Car oui, quand j’écris « faire avec », c’est exactement de cette option dont il est question.
La VanAx life : vous connaissez Titine ?
Elle est belle, hein ?
4CH (fisc)
50ch (din)
954 cm³
Vmax 150 km/h
L’inspiration
Ce qui est incroyable avec Internet, c’est qu’on y trouve absolument tout. Un an avant moi, un certain « Chevrons sauvages », avait eu la même idée, et a partagé son installation.
Un grand merci à lui !
J’ai repris les mêmes principes.
L’aménagement
D’abord, j’ai retiré les sièges, puis j’ai visé des tasseaux de niveaux.
Sur cette base, j’ai pu poser un « sol » en OSB.
Même principe à l’avant, où deux niches offrent un espace de rangement. Elles sont accessibles depuis le siège conducteur sans avoir à soulever le matelas.
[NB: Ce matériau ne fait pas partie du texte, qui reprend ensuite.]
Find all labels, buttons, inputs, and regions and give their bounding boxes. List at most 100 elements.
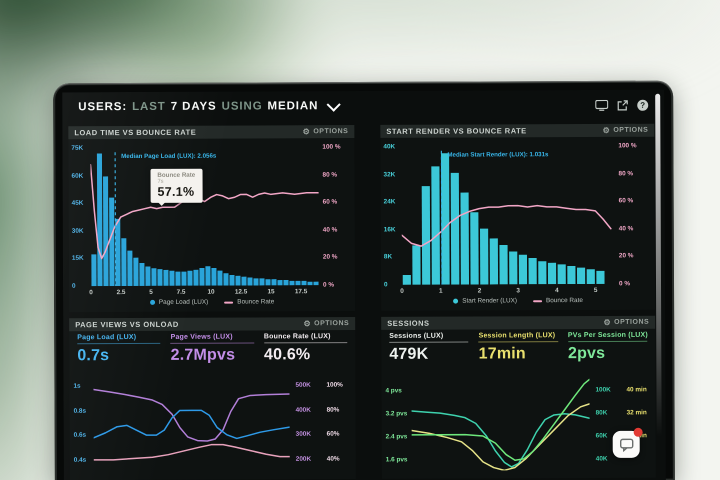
metric-divider <box>478 341 558 343</box>
share-icon[interactable] <box>617 99 628 110</box>
y-axis-tick: 80 % <box>322 171 338 179</box>
legend-label: Bounce Rate <box>545 297 583 305</box>
metric-value: 0.7s <box>77 347 110 365</box>
metric-label: Sessions (LUX) <box>389 332 444 340</box>
y-axis-row: 500K 100% <box>295 382 351 389</box>
median-annotation: Median Start Render (LUX): 1.031s <box>447 151 549 159</box>
histogram-bar <box>431 166 440 285</box>
display-icon[interactable] <box>595 99 609 111</box>
y-axis-tick: 8K <box>383 253 393 261</box>
histogram-bar <box>253 278 259 286</box>
chart-legend: Start Render (LUX) Bounce Rate <box>381 297 655 305</box>
chart-plot[interactable]: Median Page Load (LUX): 2.056s Bounce Rat… <box>90 147 319 287</box>
x-axis-tick: 0 <box>89 289 93 297</box>
histogram-bar <box>151 268 157 286</box>
histogram-bar <box>96 153 103 287</box>
y-axis-left: 4 pvs 3.2 pvs 2.4 pvs 1.6 pvs <box>385 379 409 471</box>
page-load-line <box>94 410 290 439</box>
title-segment: LAST <box>132 100 166 114</box>
histogram-bar <box>127 250 133 287</box>
histogram-bar <box>450 172 460 285</box>
legend-item[interactable]: Bounce Rate <box>532 297 583 305</box>
y-axis-tick: 24K <box>383 198 396 206</box>
metric-sessions: Sessions (LUX) 479K <box>389 333 469 375</box>
panel-load-time-vs-bounce-rate: LOAD TIME VS BOUNCE RATE OPTIONS 75K 60K 4… <box>68 125 356 313</box>
dashboard-title-dropdown[interactable]: USERS: LAST 7 DAYS USING MEDIAN <box>78 97 341 114</box>
options-button[interactable]: OPTIONS <box>603 318 649 326</box>
sessions-line <box>412 410 590 467</box>
metric-divider <box>389 341 469 343</box>
y-axis-tick: 40 % <box>322 226 338 234</box>
panel-title: LOAD TIME VS BOUNCE RATE <box>74 127 197 138</box>
metric-divider <box>567 340 648 343</box>
y-axis-tick: 2.4 pvs <box>385 432 408 440</box>
panel-title: START RENDER VS BOUNCE RATE <box>386 126 527 136</box>
options-button[interactable]: OPTIONS <box>603 126 649 134</box>
metric-page-load: Page Load (LUX) 0.7s <box>77 334 161 376</box>
panel-header: START RENDER VS BOUNCE RATE OPTIONS <box>380 123 655 138</box>
metric-value: 2pvs <box>567 344 606 363</box>
options-button[interactable]: OPTIONS <box>303 128 349 136</box>
panel-start-render-vs-bounce-rate: START RENDER VS BOUNCE RATE OPTIONS 40K 3… <box>380 123 656 311</box>
chart-plot[interactable]: Median Start Render (LUX): 1.031s <box>401 146 615 285</box>
metric-label: PVs Per Session (LUX) <box>567 331 648 340</box>
histogram-bar <box>557 264 566 285</box>
histogram-bar <box>229 274 235 286</box>
tooltip-value: 57.1% <box>157 184 195 199</box>
histogram-bar <box>199 268 205 286</box>
y-axis-tick: 3.2 pvs <box>385 409 408 417</box>
y-axis-tick: 80K <box>595 409 608 417</box>
start-render-vs-bounce-rate-svg <box>401 146 615 285</box>
x-axis-tick: 17.5 <box>294 288 308 296</box>
help-icon[interactable] <box>637 99 649 111</box>
chart-plot[interactable] <box>93 379 289 472</box>
legend-item[interactable]: Page Load (LUX) <box>149 299 208 306</box>
x-axis-tick: 5 <box>149 288 153 296</box>
x-axis-tick: 15 <box>267 288 275 296</box>
histogram-bar <box>211 267 217 286</box>
y-axis-right: 100 % 80 % 60 % 40 % 20 % 0 % <box>618 142 651 288</box>
chart-plot[interactable] <box>411 378 589 471</box>
notification-badge <box>633 427 643 437</box>
legend-dot-swatch <box>453 298 459 304</box>
legend-dot-swatch <box>149 299 155 305</box>
chart-tooltip: Bounce Rate 7s 57.1% <box>150 168 203 203</box>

Les caissons et le sol sont de niveau, ce qui permet de poser un matelas coté passager et deux caissons de rangement derrière le conducteur.
Comme « Chevron sauvage », je laisse un peu de place pour la réserve d’eau, la douche solaire et les ustensiles de cuisine.
Sur le côté passager, j’ai découpé un vieux matelas en mousse, de façon à épouser la forme de la roue, et à ne pas empiéter sur le levier de vitesses.
Malheureusement, je n’ai pas pensé à prendre de photos de l’aménagement terminé…
Pour l’isolation, j’ai utilisé des tapis de yoga, découpés puis fixés aux fenêtres grâce à des ventouses. Là aussi, je n’ai pas pensé à les prendre en photo, mais on en voit une partie sur les vitres arrières.
Les erreurs
- Au cas où mon aménagement inspirerait certains d’entre vous, voici quelques erreurs à éviter.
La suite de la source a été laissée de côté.